After this long uniformity of years without any event closely touching on Ellinor's own individual life, with the one great exception of Mr.
Corbet's marriage, something happened which much affected her.

Mr.Ness died suddenly at his parsonage, and Ellinor learnt it first from Mr.
Brown, a clergyman, whose living was near Hamley, and who had been sent for by the Parsonage servants as soon as they discovered that it was not sleep, but death, that made their master so late in rising.
Mr.Brown had been appointed executer by his late friend, and wrote to tell Ellinor that after a few legacies were paid, she was to have a life- interest in the remainder of the small property which Mr.Ness had left, and that it would be necessary for her, as the residuary legatee, to come to Hamley Parsonage as soon as convenient, to decide upon certain courses of action with regard to furniture, books, &c.
Ellinor shrank from this journey, which her love and duty towards her dead friend rendered necessary.
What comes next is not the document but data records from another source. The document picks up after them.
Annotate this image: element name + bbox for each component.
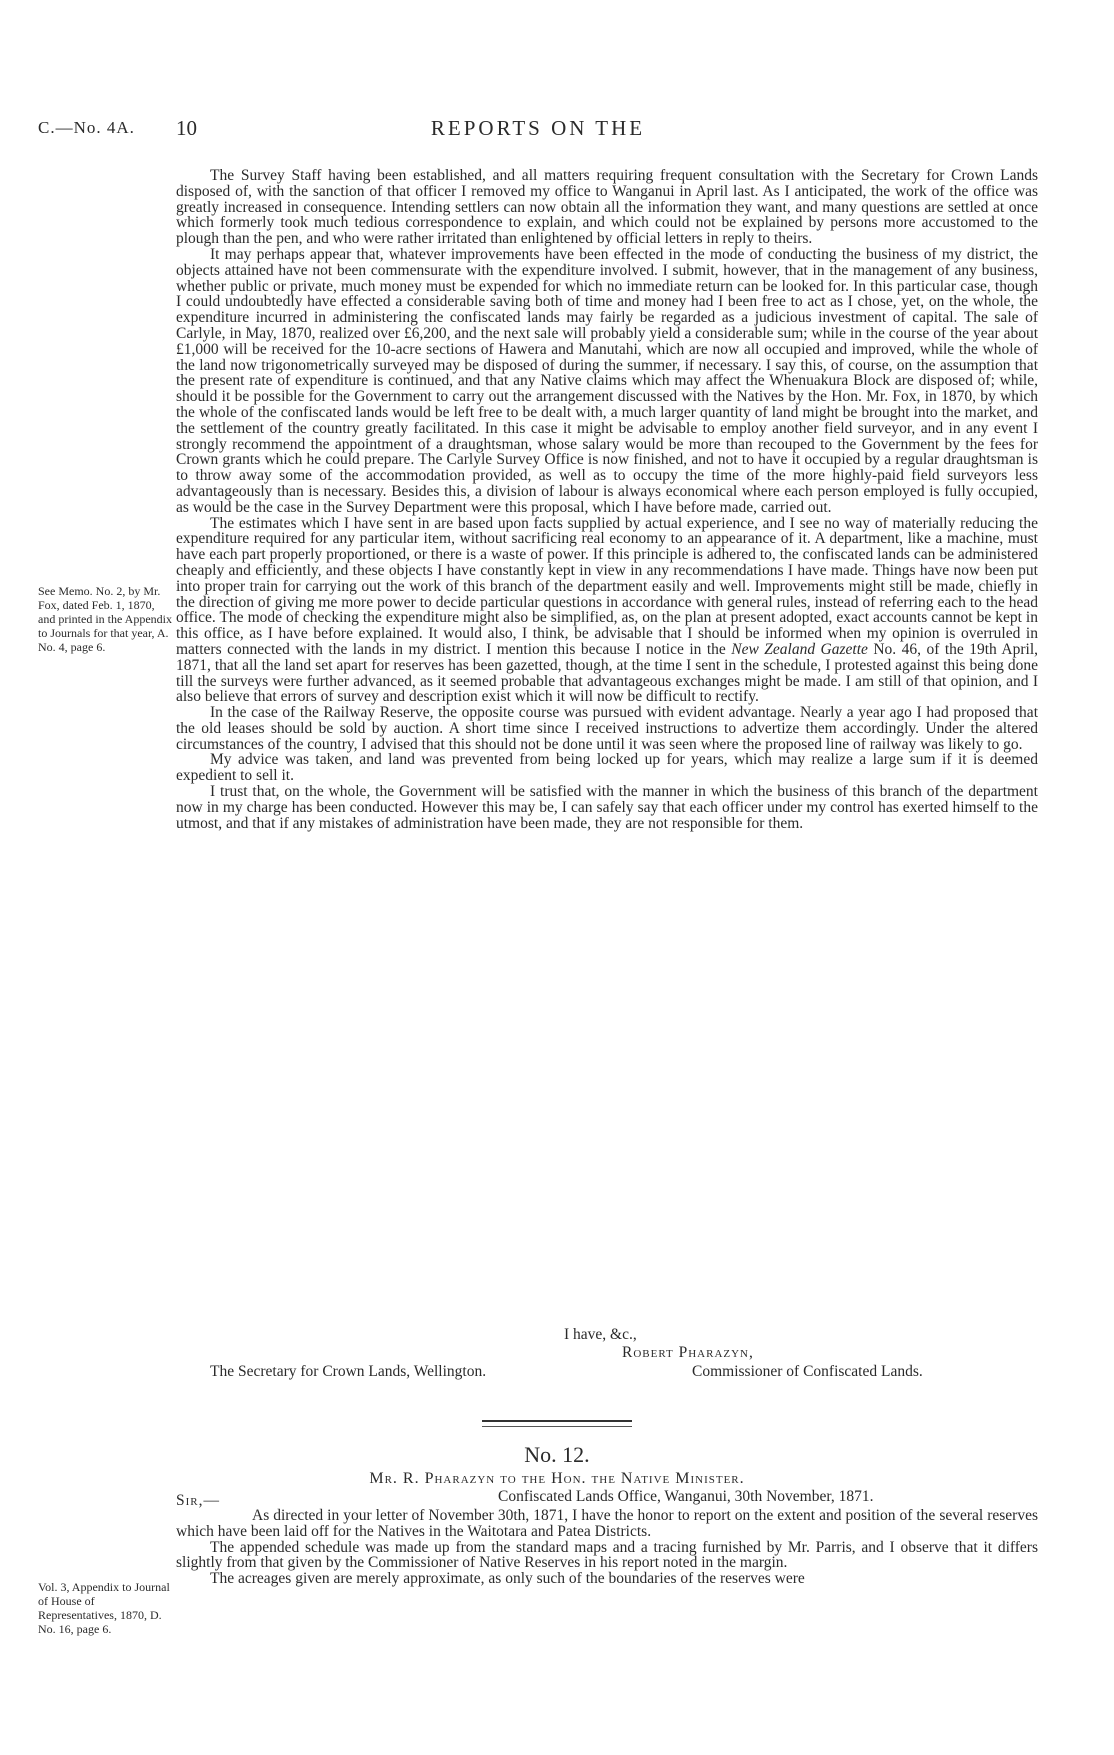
paragraph: My advice was taken, and land was prevented from being locked up for years, which may realize a large sum if it is deemed expedient to sell it.: [176, 751, 1038, 785]
running-title: REPORTS ON THE: [430, 116, 646, 140]
dateline: Confiscated Lands Office, Wanganui, 30th November, 1871.: [498, 1488, 874, 1505]
salutation: Sir,—: [176, 1492, 220, 1509]
signatory-title: Commissioner of Confiscated Lands.: [692, 1363, 923, 1380]
paragraph: The acreages given are merely approximate, as only such of the boundaries of the reserves were: [210, 1570, 805, 1588]
paragraph-text: The estimates which I have sent in are based upon facts supplied by actual experience, and I see no way of materially reducing the expenditure required for any particular item, without sacrificing real economy to an appearance of it. A department, like a machine, must have each part properly proportioned, or there is a waste of power. If this principle is adhered to, the confiscated lands can be administered cheaply and efficiently, and these objects I have constantly kept in view in any recommendations I have made. Things have now been put into proper train for carrying out the work of this branch of the department easily and well. Improvements might still be made, chiefly in the direction of giving me more power to decide particular questions in accordance with general rules, instead of referring each to the head office. The mode of checking the expenditure might also be simplified, as, on the plan at present adopted, exact accounts cannot be kept in this office, as I have before explained. It would also, I think, be advisable that I should be informed when my opinion is overruled in matters connected with the lands in my district. I mention this because I notice in the: [176, 514, 1038, 658]
paragraph: The appended schedule was made up from the standard maps and a tracing furnished by Mr. Parris, and I observe that it differs slightly from that given by the Commissioner of Native Reserves in his report noted in the margin.: [176, 1538, 1038, 1572]
paragraph: The Survey Staff having been established, and all matters requiring frequent consultation with the Secretary for Crown Lands disposed of, with the sanction of that officer I removed my office to Wanganui in April last. As I anticipated, the work of the office was greatly increased in consequence. Intending settlers can now obtain all the information they want, and many questions are settled at once which formerly took much tedious correspondence to explain, and which could not be explained by persons more accustomed to the plough than the pen, and who were rather irritated than enlightened by official letters in reply to theirs.: [176, 167, 1038, 248]
signatory-name: Robert Pharazyn,: [622, 1344, 754, 1361]
margin-note: See Memo. No. 2, by Mr. Fox, dated Feb. 1, 1870, and printed in the Appendix to Journals for that year, A. No. 4, page 6.: [38, 584, 172, 654]
page-number: 10: [176, 116, 197, 140]
paragraph: In the case of the Railway Reserve, the opposite course was pursued with evident advantage. Nearly a year ago I had proposed that the old leases should be sold by auction. A short time since I received instructions to advertize them accordingly. Under the altered circumstances of the country, I advised that this should not be done until it was seen where the proposed line of railway was likely to go.: [176, 704, 1038, 753]
paragraph: As directed in your letter of November 30th, 1871, I have the honor to report on the extent and position of the several reserves which have been laid off for the Natives in the Waitotara and Patea Districts.: [176, 1507, 1038, 1540]
paragraph: I trust that, on the whole, the Government will be satisfied with the manner in which the business of this branch of the department now in my charge has been conducted. However this may be, I can safely say that each officer under my control has exerted himself to the utmost, and that if any mistakes of administration have been made, they are not responsible for them.: [176, 783, 1038, 832]
addressee: The Secretary for Crown Lands, Wellington.: [210, 1363, 487, 1380]
letter-heading: Mr. R. Pharazyn to the Hon. the Native Minister.: [369, 1470, 745, 1487]
paragraph-text: No. 46, of the 19th April, 1871, that all the land set apart for reserves has been gazetted, though, at the time I sent in the schedule, I protested against this being done till the surveys were further advanced, as it seemed probable that advantageous exchanges might be made. I am still of that opinion, and I also believe that errors of survey and description exist which it will now be difficult to rectify.: [176, 640, 1038, 706]
report-body: [176, 168, 1038, 831]
section-divider: [482, 1420, 632, 1427]
letter-number: No. 12.: [524, 1442, 590, 1467]
paragraph: [176, 516, 1038, 706]
page-header: [38, 118, 1038, 148]
paragraph: It may perhaps appear that, whatever improvements have been effected in the mode of conducting the business of my district, the objects attained have not been commensurate with the expenditure involved. I submit, however, that in the management of any business, whether public or private, much money must be expended for which no immediate return can be looked for. In this particular case, though I could undoubtedly have effected a considerable saving both of time and money had I been free to act as I chose, yet, on the whole, the expenditure incurred in administering the confiscated lands may fairly be regarded as a judicious investment of capital. The sale of Carlyle, in May, 1870, realized over £6,200, and the next sale will probably yield a considerable sum; while in the course of the year about £1,000 will be received for the 10-acre sections of Hawera and Manutahi, which are now all occupied and improved, while the whole of the land now trigonometrically surveyed may be disposed of during the summer, if necessary. I say this, of course, on the assumption that the present rate of expenditure is continued, and that any Native claims which may affect the Whenuakura Block are disposed of; while, should it be possible for the Government to carry out the arrangement discussed with the Natives by the Hon. Mr. Fox, in 1870, by which the whole of the confiscated lands would be left free to be dealt with, a much larger quantity of land might be brought into the market, and the settlement of the country greatly facilitated. In this case it might be advisable to employ another field surveyor, and in any event I strongly recommend the appointment of a draughtsman, whose salary would be more than recouped to the Government by the fees for Crown grants which he could prepare. The Carlyle Survey Office is now finished, and not to have it occupied by a regular draughtsman is to throw away some of the accommodation provided, as well as to occupy the time of the more highly-paid field surveyors less advantageously than is necessary. Besides this, a division of labour is always economical where each person employed is fully occupied, as would be the case in the Survey Department were this proposal, which I have before made, carried out.: [176, 245, 1038, 516]
closing: I have, &c.,: [564, 1326, 637, 1343]
gazette-title: New Zealand Gazette: [731, 640, 868, 658]
document-reference: C.—No. 4A.: [38, 118, 135, 137]
letter-body: [176, 1508, 1038, 1587]
margin-note: Vol. 3, Appendix to Journal of House of Representatives, 1870, D. No. 16, page 6.: [38, 1580, 170, 1636]
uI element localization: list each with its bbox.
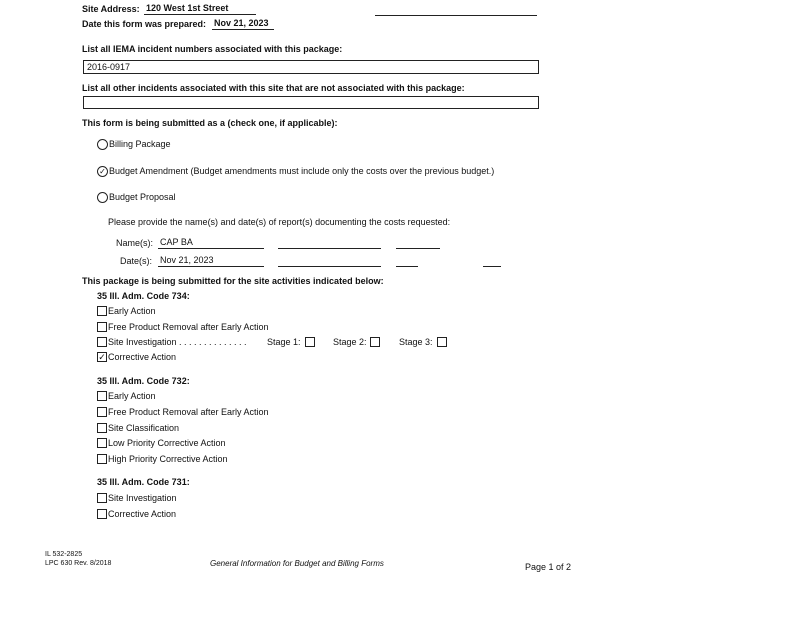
stage1-label: Stage 1:	[267, 337, 301, 347]
date-prepared-field[interactable]: Nov 21, 2023	[212, 18, 274, 30]
site-address-label: Site Address:	[82, 4, 140, 14]
reports-instruction: Please provide the name(s) and date(s) of report(s) documenting the costs requested:	[108, 217, 451, 227]
billing-package-label: Billing Package	[109, 139, 171, 149]
iema-label: List all IEMA incident numbers associated with this package:	[82, 44, 343, 54]
stage2-checkbox[interactable]	[370, 337, 380, 347]
report-date-field-4[interactable]	[483, 266, 501, 267]
code734-early-action-checkbox[interactable]	[97, 306, 107, 316]
code732-low-priority-label: Low Priority Corrective Action	[108, 438, 226, 448]
report-name-field-2[interactable]	[278, 248, 381, 249]
code732-early-action-label: Early Action	[108, 391, 156, 401]
code734-corrective-action-label: Corrective Action	[108, 352, 177, 362]
billing-package-radio[interactable]	[97, 139, 108, 150]
code734-free-product-label: Free Product Removal after Early Action	[108, 322, 269, 332]
stage2-label: Stage 2:	[333, 337, 367, 347]
site-address-continuation-line	[375, 15, 537, 16]
report-dates-label: Date(s):	[120, 256, 153, 266]
report-date-field-3[interactable]	[396, 266, 418, 267]
code732-high-priority-checkbox[interactable]	[97, 454, 107, 464]
code732-site-classification-label: Site Classification	[108, 423, 180, 433]
submission-type-label: This form is being submitted as a (check one, if applicable):	[82, 118, 338, 128]
code732-free-product-checkbox[interactable]	[97, 407, 107, 417]
code734-corrective-action-checkbox[interactable]: ✓	[98, 352, 106, 362]
code-732-title: 35 Ill. Adm. Code 732:	[97, 376, 190, 386]
code734-site-investigation-label: Site Investigation . . . . . . . . . . . . . .	[108, 337, 247, 347]
code731-corrective-action-checkbox[interactable]	[97, 509, 107, 519]
code731-corrective-action-label: Corrective Action	[108, 509, 177, 519]
budget-proposal-label: Budget Proposal	[109, 192, 176, 202]
code731-site-investigation-label: Site Investigation	[108, 493, 177, 503]
budget-proposal-radio[interactable]	[97, 192, 108, 203]
code734-early-action-label: Early Action	[108, 306, 156, 316]
form-number: IL 532-2825	[45, 551, 83, 558]
page-number: Page 1 of 2	[525, 562, 572, 572]
form-revision: LPC 630 Rev. 8/2018	[45, 560, 112, 567]
code732-low-priority-checkbox[interactable]	[97, 438, 107, 448]
code731-site-investigation-checkbox[interactable]	[97, 493, 107, 503]
footer-title: General Information for Budget and Billing Forms	[210, 559, 384, 568]
budget-amendment-radio[interactable]: ✓	[97, 166, 108, 177]
stage3-checkbox[interactable]	[437, 337, 447, 347]
code734-free-product-checkbox[interactable]	[97, 322, 107, 332]
stage3-label: Stage 3:	[399, 337, 433, 347]
code-731-title: 35 Ill. Adm. Code 731:	[97, 477, 190, 487]
report-date-field-1[interactable]: Nov 21, 2023	[158, 255, 264, 267]
activities-label: This package is being submitted for the site activities indicated below:	[82, 276, 384, 286]
site-address-field[interactable]: 120 West 1st Street	[144, 3, 256, 15]
report-names-label: Name(s):	[116, 238, 154, 248]
iema-incident-input[interactable]: 2016-0917	[83, 60, 539, 74]
code732-site-classification-checkbox[interactable]	[97, 423, 107, 433]
code732-early-action-checkbox[interactable]	[97, 391, 107, 401]
report-date-field-2[interactable]	[278, 266, 381, 267]
other-incidents-label: List all other incidents associated with this site that are not associated with this package:	[82, 83, 465, 93]
budget-amendment-label: Budget Amendment (Budget amendments must include only the costs over the previous budget.)	[109, 166, 495, 176]
report-name-field-3[interactable]	[396, 248, 440, 249]
date-prepared-label: Date this form was prepared:	[82, 19, 207, 29]
code734-site-investigation-checkbox[interactable]	[97, 337, 107, 347]
code732-free-product-label: Free Product Removal after Early Action	[108, 407, 269, 417]
code732-high-priority-label: High Priority Corrective Action	[108, 454, 228, 464]
stage1-checkbox[interactable]	[305, 337, 315, 347]
report-name-field-1[interactable]: CAP BA	[158, 237, 264, 249]
other-incidents-input[interactable]	[83, 96, 539, 109]
code-734-title: 35 Ill. Adm. Code 734:	[97, 291, 190, 301]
She had scarcely left East Chester since she first arrived there, sixteen or seventeen years ago, and she was timorous about the very mode of travelling; and then to go back to Hamley, which she thought never to have seen again! She never spoke much about any feelings of her own, but Miss Monro could always read her silence, and interpreted it into pretty just and forcible words that afternoon when Canon Livingstone called.

She liked to talk about Ellinor to him, and suspected that he liked to hear.